May 29, 2026
Article
HTML vs Markdown for Agent Memory: A Full-Scale Benchmark on Accuracy, Latency and Cost
A few weeks ago, we ran a comparison test between HTML and Markdown on LoCoMo with 603 questions and HTML won.
To validate the results on real production, we re-ran our agent memory benchmark at full scale: 1,982 questions across 11 conversations. The results: HTML beat Markdown on cost (50% cheaper), accuracy (+0.26 points), and speed (40% faster on query, 12.5% faster on curate).

The Question
Thariq from the Claude Code team had already argued that HTML was an unreasonably effective output format for AI agents because humans actually read it. If HTML helps when the human is the reader, is HTML truly effective when the agent is the reader of its own memory?
The Benchmark
This time we ran LoCoMo at full scale with 1,982 questions across every conversation and category. The setup was the same as the previous run, with two isolated context trees (one Markdown, one HTML) queried by the same agent.

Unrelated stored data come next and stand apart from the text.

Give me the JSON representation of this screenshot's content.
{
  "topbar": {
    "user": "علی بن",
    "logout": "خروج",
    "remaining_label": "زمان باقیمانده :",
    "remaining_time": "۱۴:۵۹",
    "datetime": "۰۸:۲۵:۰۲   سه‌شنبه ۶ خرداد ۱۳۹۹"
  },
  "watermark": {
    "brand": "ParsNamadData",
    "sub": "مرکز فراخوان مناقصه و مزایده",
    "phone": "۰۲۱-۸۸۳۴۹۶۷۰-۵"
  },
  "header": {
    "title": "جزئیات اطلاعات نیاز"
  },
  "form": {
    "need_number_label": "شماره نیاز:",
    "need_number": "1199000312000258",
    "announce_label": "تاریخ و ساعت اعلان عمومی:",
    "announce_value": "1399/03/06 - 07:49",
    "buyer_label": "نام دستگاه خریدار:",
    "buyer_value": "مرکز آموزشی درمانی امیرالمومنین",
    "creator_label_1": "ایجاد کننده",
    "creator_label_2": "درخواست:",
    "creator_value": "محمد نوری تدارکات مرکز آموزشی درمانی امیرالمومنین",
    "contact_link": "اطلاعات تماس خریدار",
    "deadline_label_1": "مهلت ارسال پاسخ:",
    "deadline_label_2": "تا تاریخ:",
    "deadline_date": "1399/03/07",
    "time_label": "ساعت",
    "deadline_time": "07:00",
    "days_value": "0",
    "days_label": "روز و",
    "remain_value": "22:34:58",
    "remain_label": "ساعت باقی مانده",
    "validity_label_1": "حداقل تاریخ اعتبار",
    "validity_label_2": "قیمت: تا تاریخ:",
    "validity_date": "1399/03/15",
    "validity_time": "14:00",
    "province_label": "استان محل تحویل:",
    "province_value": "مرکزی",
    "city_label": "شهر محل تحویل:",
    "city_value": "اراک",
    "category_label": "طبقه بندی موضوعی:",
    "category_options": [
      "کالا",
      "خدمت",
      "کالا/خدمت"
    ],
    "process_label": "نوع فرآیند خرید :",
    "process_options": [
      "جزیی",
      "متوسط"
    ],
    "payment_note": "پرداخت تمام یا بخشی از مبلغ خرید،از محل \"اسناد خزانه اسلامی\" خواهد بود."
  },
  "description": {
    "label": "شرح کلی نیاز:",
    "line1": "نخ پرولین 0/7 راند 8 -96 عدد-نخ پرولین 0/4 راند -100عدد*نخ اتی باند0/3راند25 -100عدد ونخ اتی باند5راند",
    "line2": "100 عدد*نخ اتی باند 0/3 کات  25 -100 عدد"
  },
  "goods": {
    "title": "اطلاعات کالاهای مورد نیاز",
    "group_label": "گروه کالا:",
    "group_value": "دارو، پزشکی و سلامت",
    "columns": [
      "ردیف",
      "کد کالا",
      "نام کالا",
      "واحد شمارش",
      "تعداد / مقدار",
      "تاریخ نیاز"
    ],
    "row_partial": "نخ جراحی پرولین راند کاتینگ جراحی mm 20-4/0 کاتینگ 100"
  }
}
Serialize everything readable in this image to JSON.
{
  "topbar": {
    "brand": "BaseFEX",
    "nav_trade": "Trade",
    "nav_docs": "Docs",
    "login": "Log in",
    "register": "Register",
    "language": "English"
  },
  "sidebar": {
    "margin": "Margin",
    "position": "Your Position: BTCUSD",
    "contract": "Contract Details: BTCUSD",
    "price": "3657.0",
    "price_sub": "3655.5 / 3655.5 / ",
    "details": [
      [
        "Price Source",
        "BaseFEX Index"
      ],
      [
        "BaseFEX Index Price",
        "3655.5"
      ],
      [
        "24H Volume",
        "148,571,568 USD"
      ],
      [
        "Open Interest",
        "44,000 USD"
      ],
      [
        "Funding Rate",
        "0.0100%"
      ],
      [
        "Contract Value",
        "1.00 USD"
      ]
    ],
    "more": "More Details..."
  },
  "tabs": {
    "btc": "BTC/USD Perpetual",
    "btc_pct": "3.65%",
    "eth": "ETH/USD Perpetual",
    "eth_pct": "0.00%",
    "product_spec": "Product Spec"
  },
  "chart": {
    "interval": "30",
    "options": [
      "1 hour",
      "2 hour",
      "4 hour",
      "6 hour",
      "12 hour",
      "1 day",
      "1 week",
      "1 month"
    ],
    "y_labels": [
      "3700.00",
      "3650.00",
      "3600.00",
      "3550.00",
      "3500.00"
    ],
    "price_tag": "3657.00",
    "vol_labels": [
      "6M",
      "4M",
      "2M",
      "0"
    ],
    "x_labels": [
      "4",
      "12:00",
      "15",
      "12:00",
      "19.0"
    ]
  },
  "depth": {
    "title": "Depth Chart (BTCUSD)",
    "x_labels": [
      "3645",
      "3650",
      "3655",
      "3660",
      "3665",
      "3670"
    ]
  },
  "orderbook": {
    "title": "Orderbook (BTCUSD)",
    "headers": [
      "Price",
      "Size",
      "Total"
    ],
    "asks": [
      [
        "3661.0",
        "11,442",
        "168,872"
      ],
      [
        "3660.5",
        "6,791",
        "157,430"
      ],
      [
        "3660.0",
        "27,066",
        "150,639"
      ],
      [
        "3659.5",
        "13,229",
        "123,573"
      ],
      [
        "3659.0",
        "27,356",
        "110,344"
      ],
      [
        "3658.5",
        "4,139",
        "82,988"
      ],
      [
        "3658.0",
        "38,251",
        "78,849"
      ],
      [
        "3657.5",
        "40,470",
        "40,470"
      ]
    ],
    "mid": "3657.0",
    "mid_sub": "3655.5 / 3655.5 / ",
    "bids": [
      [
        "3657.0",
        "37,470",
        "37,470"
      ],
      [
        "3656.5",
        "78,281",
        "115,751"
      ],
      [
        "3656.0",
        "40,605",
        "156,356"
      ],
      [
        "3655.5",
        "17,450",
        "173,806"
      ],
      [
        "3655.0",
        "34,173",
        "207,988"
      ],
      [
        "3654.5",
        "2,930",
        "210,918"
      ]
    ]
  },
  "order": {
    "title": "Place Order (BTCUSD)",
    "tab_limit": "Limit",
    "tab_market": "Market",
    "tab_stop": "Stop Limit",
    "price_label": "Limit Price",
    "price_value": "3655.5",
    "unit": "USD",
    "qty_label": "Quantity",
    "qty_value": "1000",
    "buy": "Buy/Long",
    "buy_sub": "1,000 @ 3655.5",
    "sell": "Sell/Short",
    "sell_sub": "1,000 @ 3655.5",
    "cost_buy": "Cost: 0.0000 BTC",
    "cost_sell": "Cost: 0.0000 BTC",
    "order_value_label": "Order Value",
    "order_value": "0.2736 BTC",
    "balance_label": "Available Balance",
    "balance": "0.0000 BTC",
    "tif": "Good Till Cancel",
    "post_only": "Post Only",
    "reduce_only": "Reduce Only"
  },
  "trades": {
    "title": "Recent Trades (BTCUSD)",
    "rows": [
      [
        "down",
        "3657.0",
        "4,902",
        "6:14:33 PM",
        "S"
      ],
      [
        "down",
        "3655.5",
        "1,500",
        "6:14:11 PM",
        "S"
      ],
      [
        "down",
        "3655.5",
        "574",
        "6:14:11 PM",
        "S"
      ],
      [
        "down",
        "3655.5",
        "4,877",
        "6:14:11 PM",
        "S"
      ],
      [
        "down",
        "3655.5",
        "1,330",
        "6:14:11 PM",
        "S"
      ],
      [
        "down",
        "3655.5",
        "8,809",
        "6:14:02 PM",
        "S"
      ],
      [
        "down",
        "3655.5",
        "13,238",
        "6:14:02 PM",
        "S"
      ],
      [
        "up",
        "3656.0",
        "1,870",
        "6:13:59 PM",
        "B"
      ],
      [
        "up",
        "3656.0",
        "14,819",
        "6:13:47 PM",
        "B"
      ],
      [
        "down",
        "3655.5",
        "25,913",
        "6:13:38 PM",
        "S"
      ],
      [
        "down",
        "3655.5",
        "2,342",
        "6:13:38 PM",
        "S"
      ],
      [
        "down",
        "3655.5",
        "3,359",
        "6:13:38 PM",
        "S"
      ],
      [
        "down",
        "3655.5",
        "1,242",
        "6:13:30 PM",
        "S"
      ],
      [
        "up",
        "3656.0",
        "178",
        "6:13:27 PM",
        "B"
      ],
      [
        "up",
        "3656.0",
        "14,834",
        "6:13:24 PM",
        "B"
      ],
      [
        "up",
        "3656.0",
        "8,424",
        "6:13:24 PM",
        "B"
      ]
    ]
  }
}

HTML wins almost every category: the overall accuracy is really close, but the sub-category comparison shows the difference.
Multi-hop questions gain +1.06 points and temporal questions gain +1.25 points. Multi-hop questions require the agent to pull facts from multiple notes to find the answer. Temporal questions require the agent to pull facts in the right time order. Both are the hardest kinds of questions, because the agent has to connect several things together.
Markdown only won on adversarial questions (−1.35 points). Adversarial questions are designed to trick the agent with confusing wording that nudges it toward the wrong answer.
The differences in the cost and token columns are obvious:
Query input tokens drop by 68%, query cost drops by 68%, and total cost drops by 50%.
For latency: HTML's slowest queries (p95) are much slower than Markdown's (4,311 ms versus 259 ms).
Conclusion
To conclude, HTML is not only more readable for humans but also more effective for agent memory (in accuracy, cost, and latency), as the results of this full-scale benchmark show. As a next step, we are shipping HTML as the default format for ByteRover memory, which will be released soon.